An Exploration Based on Key Criteria for Evaluating AIOps

1. Summary

The CloudFabrix AIOps platform automates the management and operations of IT systems and service assurance for both on-premises and cloud-based infrastructure. The platform can analyze events and alerts from within or between complex deployments, such as multi-cloud and hybrid cloud.

Perhaps the most interesting aspect of the CloudFabrix AIOps solution is its use of distributed robotic data agents (RDAs) to acquire data from within the enterprise and edge devices. With RDAs, CloudFabrix simplifies and automates the processes of data acquisition, verification, enrichment, transportation, and remediation (when possible).

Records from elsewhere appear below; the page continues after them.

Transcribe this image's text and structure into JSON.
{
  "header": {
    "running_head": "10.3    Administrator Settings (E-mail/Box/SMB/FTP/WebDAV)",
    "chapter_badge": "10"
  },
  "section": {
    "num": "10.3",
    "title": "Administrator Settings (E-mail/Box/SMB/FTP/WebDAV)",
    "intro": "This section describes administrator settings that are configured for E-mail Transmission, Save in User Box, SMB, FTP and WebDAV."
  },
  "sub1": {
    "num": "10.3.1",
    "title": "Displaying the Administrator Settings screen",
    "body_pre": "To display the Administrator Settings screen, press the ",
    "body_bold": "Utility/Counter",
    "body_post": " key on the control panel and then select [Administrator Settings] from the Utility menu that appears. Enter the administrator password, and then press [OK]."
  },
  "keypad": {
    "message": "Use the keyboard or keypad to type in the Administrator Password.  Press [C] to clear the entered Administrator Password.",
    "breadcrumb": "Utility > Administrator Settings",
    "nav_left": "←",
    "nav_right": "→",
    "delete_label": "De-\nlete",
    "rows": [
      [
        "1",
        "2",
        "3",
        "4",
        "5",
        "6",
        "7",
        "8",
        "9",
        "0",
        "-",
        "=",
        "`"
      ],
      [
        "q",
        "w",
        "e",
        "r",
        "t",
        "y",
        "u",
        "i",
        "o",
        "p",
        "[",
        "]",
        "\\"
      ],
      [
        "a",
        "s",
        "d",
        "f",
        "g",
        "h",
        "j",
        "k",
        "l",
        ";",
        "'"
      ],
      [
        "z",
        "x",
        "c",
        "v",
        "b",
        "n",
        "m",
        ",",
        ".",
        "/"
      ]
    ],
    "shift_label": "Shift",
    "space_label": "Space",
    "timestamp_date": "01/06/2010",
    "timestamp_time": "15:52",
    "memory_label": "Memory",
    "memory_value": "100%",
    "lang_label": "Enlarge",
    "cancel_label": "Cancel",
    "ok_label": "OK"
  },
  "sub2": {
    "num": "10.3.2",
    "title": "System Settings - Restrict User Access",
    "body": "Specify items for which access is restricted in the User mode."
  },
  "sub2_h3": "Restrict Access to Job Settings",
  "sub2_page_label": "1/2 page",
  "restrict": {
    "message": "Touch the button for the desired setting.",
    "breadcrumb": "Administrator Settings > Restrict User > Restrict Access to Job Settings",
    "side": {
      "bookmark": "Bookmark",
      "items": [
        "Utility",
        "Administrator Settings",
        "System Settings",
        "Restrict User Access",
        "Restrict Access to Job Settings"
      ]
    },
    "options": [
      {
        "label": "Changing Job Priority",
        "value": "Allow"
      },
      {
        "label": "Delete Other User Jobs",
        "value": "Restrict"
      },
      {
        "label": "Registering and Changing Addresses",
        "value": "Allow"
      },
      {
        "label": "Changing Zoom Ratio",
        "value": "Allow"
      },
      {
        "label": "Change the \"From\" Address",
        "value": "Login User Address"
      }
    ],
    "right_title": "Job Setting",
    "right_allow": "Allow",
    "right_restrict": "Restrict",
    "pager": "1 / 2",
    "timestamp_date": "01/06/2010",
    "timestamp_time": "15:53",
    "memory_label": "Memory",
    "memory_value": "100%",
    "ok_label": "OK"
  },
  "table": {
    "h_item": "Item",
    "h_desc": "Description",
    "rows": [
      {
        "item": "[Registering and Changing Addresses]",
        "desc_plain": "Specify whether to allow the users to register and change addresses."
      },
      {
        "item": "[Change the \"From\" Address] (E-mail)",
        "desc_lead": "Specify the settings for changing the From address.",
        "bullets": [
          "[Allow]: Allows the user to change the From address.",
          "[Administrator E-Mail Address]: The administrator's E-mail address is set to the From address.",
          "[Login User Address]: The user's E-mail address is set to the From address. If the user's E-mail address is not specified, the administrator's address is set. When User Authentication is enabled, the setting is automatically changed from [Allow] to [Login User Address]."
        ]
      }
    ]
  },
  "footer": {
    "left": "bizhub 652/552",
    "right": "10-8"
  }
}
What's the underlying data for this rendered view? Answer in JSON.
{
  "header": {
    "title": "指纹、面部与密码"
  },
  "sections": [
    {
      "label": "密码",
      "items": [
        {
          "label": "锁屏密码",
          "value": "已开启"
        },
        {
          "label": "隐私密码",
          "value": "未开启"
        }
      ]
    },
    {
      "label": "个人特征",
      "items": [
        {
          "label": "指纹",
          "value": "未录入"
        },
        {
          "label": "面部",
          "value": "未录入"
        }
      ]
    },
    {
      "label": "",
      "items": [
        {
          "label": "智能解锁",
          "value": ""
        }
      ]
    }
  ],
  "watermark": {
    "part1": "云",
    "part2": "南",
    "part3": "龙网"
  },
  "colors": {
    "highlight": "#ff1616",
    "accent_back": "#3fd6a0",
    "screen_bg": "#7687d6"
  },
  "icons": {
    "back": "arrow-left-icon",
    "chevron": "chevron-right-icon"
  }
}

CloudFabrix’s AIOps Studio allows the creation of “pipelines” through which streaming data and metadata are consumed by bots at each stage, producing a complete data pipeline from source to destination. Pipelines are created in a CloudFabrix markup language and IDE using a low-code paradigm. The use of OpenTelemety allows that data to be consumed at multiple destinations.

Without a model, events are anomalies requiring human intervention. Data models and workflows must be created in AIOps Studio before the AIOps solution can create significant insights. The creation of a model can take days to weeks, and must be tweaked manually.

Support staff can enter the root-cause information in the incident system using a data model. CloudFabrix can then use the model data to remediate the incident should it reoccur, thus speeding up the resolution time.

CloudFabrix AIOps works well with other operations management tools and provides out-of-the-box integration with security systems and DevOps tool chains. For example, CloudFabrix can create an incident in ServiceNow, then instruct a staffing tool like PagerDuty or xMatters to identify an available on-call person and inform them of the incident. CloudFabrix continues to monitor the incident, closing out the ticket once resolution takes place.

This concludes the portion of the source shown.